Although exhausted by her recent treatment, Virginia, a slim woman in her late fifties, still maintained the highest standards of grooming. But her son was quick to notice her reddened eyelids. He also recognised the corner of the newspaper protruding from beneath a hastily rearranged bedspread.
‘You’ve already seen the article about Ophelia,’ he guessed.
‘I get all the English newspapers.’
‘It upset you.’
Her discomfort patent, Virginia evaded his gaze. ‘No, memories of the past did that. Naturally I’m curious about my new daughter-in-law—her mother was once my friend.’
‘If you had agreed to my telling Ophelia that you were in hospital, I would’ve brought her to meet you.’ In truth, however, Lysander was not yet sure that he could trust Ophelia with his vulnerable mother. Virginia would always be the woman who had supplanted Cathy Stewart in Aristide’s affections.
‘I refuse to blight your first weeks together with this illness,’ the older woman declared staunchly. ‘Particularly so soon after your wife has lost her grandmother. You shouldn’t even be here tonight; you should be with your bride.’
An indulgent look on his lean, strong face, Lysander sat down. ‘I haven’t seen you for several days.’
Virginia sighed. ‘But I’m content.

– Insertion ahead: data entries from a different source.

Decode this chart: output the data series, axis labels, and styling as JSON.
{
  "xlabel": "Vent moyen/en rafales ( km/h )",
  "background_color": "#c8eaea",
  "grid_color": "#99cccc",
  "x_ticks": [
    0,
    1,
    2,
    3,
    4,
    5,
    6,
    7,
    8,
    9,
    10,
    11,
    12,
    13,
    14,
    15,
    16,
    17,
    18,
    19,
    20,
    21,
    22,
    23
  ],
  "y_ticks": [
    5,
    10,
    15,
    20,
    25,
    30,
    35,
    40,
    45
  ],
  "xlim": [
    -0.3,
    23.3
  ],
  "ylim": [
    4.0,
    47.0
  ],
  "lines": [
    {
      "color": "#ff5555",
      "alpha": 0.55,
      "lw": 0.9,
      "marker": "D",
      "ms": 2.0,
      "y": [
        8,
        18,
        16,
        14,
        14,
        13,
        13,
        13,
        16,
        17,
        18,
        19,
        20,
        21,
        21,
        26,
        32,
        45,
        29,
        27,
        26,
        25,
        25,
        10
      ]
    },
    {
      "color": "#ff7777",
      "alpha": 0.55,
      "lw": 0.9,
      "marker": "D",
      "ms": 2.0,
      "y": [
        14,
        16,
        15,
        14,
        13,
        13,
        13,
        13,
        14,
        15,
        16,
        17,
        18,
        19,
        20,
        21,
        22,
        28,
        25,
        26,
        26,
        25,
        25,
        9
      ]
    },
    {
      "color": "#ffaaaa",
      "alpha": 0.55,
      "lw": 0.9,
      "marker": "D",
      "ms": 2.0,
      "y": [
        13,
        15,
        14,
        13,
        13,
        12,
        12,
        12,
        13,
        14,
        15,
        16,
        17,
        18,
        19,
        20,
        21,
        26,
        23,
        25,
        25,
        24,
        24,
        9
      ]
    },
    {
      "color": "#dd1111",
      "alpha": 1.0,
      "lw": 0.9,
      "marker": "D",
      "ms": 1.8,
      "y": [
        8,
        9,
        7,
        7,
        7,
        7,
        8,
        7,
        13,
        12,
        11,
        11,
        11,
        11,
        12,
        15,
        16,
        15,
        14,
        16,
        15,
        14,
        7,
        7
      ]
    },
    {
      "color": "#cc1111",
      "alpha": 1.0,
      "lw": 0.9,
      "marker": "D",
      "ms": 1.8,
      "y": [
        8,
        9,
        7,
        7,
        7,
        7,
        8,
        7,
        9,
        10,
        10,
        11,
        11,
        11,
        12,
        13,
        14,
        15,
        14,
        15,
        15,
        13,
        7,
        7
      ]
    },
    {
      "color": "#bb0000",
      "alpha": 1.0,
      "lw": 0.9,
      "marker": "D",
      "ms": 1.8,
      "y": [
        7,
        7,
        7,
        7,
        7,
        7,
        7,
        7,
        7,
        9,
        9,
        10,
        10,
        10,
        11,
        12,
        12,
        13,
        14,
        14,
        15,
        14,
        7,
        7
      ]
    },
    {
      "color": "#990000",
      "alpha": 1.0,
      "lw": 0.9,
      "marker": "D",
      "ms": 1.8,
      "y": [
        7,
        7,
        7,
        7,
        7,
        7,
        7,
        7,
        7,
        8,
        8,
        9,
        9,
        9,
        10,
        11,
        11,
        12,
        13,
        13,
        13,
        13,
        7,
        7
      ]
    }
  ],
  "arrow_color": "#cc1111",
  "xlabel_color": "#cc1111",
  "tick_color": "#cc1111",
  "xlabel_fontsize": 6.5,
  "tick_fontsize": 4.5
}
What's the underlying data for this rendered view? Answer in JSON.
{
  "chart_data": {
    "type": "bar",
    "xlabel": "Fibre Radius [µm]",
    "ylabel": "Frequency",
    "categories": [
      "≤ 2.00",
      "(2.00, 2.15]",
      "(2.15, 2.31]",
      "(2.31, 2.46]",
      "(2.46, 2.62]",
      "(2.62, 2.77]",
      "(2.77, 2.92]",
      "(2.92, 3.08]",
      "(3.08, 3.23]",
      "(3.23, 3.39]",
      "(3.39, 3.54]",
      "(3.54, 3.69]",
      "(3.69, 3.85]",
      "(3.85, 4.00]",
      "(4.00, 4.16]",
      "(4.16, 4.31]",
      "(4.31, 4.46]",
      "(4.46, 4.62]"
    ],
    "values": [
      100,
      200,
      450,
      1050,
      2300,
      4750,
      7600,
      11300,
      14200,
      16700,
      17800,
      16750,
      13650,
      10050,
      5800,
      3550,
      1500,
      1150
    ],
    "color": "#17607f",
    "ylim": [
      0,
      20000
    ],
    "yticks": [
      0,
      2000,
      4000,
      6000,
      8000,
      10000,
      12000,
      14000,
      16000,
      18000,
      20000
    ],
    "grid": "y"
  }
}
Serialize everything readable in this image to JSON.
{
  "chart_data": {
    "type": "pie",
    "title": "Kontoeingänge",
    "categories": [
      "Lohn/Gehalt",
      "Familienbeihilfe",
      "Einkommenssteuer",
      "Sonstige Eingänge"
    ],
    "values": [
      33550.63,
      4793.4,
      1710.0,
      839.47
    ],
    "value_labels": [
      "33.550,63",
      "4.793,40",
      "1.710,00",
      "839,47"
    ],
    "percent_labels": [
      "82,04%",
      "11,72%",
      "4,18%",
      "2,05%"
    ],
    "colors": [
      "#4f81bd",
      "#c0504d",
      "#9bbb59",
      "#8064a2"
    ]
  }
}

I was very happy when you told me you’d got married. I swear, I was only scared
for about twenty seconds thinking that you might’ve married the poor girl purely to get hold of Madrigal Court!’
With difficulty he retained his charismatic smile. ‘Where would you get such a wild idea from?’
‘You’re my son and I love you, even though you can be very ruthless,’ his mother retorted. ‘But I know you would only give up your freedom for someone very special and that quiet, quick wedding was very much your style. From what I’ve read, though, Ophelia’s had rather an unhappy life to date—’
‘But she doesn’t wear it like a badge. She sparkles.’ Lysander selected the descriptive word with care, thinking of the sassy light in Ophelia’s eyes and the liveliness of her quick movements.
Virginia rested anxious brown eyes on her handsome son. ‘What I’m about to say may annoy you, but if I don’t say it and your marriage ends in divorce, I’ll blame myself. You must’ve been angry about the interview that Ophelia gave to the press. She needs time and support to adjust to our world—’
‘Of course.’
‘Too many women have spoiled you, or perhaps I should say that the possession of power has spoiled you,’ the older woman murmured heavily. ‘You haven’t had to learn how to compromise. I want your marriage to work. I need to know that you have a loving home and family to rely on.’